劉備揉著眉心:“翼德呢?又去喝酒了?”
話音未落,張飛醉醺醺地撞進來:“哥哥!俺殺了呂布的使者!那廝竟敢罵俺們是喪家之犬!”
劉備猛地站起:“你!”他指著張飛,氣得渾身發抖,“你可知這會招來大禍?”
關羽上前勸道:“事已至此,兄長息怒。呂布若來,我與三弟愿死戰到底。”
劉備頹然坐下,望著帳外飄落的枯葉:“曹操讓我們堅守三月,可如今連三日都難撐。”他忽然看向糜竺,“子仲,你與徐州富戶相識,能否再借些糧草?”

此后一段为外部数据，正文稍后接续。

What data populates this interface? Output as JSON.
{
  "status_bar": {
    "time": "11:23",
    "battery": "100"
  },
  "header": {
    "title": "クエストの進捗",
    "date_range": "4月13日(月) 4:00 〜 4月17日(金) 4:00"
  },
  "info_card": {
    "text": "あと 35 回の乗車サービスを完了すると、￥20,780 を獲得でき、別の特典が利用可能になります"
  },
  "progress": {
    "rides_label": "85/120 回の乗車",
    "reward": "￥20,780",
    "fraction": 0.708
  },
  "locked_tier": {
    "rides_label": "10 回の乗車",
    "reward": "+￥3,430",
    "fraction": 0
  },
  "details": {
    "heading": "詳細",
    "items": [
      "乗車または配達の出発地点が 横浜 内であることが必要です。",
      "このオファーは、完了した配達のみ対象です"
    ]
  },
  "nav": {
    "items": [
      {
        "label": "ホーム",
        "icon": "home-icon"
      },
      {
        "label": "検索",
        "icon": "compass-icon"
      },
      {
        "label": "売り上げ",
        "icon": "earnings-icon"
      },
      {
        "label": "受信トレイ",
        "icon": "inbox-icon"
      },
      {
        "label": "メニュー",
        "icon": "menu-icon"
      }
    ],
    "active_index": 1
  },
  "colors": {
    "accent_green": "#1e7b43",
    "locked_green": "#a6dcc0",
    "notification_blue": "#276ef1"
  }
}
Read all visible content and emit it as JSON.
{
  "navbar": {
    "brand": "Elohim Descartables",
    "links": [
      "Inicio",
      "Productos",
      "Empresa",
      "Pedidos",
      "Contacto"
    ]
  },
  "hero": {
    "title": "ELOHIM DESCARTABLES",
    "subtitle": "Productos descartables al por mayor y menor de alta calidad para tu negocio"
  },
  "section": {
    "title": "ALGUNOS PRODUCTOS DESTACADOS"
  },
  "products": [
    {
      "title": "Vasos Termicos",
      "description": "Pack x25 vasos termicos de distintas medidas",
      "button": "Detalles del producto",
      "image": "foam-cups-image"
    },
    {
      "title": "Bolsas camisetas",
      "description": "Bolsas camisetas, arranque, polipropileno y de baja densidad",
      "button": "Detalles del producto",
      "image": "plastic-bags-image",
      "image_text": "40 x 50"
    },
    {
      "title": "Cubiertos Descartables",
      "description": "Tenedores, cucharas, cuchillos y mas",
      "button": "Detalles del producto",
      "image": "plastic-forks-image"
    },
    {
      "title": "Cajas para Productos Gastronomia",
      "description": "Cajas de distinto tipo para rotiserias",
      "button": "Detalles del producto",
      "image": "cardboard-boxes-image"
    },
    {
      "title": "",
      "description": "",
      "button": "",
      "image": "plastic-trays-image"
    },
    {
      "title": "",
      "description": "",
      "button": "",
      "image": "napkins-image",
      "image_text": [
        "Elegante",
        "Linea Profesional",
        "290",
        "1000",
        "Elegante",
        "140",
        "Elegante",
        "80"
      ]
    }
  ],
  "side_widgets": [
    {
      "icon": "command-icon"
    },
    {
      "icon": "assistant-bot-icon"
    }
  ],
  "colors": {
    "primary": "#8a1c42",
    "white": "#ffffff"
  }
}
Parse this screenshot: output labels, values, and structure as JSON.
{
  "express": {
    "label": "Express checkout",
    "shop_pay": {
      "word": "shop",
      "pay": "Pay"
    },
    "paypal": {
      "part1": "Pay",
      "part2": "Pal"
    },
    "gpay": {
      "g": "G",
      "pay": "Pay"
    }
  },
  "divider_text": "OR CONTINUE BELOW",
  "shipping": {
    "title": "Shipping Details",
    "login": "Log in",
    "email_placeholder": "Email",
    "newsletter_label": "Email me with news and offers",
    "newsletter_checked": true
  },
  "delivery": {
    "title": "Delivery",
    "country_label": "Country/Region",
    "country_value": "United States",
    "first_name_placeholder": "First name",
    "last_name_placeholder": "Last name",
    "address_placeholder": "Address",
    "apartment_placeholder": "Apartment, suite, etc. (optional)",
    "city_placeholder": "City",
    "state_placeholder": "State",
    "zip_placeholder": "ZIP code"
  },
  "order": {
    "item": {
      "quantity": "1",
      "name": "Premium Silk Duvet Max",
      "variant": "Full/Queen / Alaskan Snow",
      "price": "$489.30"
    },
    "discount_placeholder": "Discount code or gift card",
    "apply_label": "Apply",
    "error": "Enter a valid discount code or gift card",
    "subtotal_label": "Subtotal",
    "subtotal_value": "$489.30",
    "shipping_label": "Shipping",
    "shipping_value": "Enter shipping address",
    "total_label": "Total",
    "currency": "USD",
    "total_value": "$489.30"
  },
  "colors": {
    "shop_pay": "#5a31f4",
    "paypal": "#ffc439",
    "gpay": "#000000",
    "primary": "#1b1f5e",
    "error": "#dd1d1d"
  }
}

糜竺面露難色:“自呂布入徐州,富戶們早已將家產轉移到瑯琊,只剩些空宅了。”
正說著,斥候跌跌撞撞跑進來:“主公!呂布親率三萬大軍,已至城下!”
劉備臉色煞白,卻強作鎮定:“關、張二位弟弟,隨我上城御敵!”
城樓上,劉備望著黑壓壓的敵軍,忽然想起在虎牢關前初見呂布的情景。那時的呂布何等威風,如今卻成了割據一方的軍閥。
“玄德公,別來無恙啊!”呂布在城下大笑,方天畫戟直指城樓,“識相的,快快打開城門,我還能饒你不死!”
張飛怒吼:“三姓家奴!休要猖狂!”說罷拈弓搭箭,一箭射向呂布。
呂布側身躲過,箭矢擦著頭盔飛過。他臉色一沉:“攻城!”
剎那間,鼓聲震天,云梯如蟻附墻。關羽揮舞青龍偃月刀,每一刀都帶著破空之聲,將攀上來的士兵劈成兩段。張飛則提著丈八蛇矛,在城樓上左沖右突,矛尖所過之處血肉橫飛。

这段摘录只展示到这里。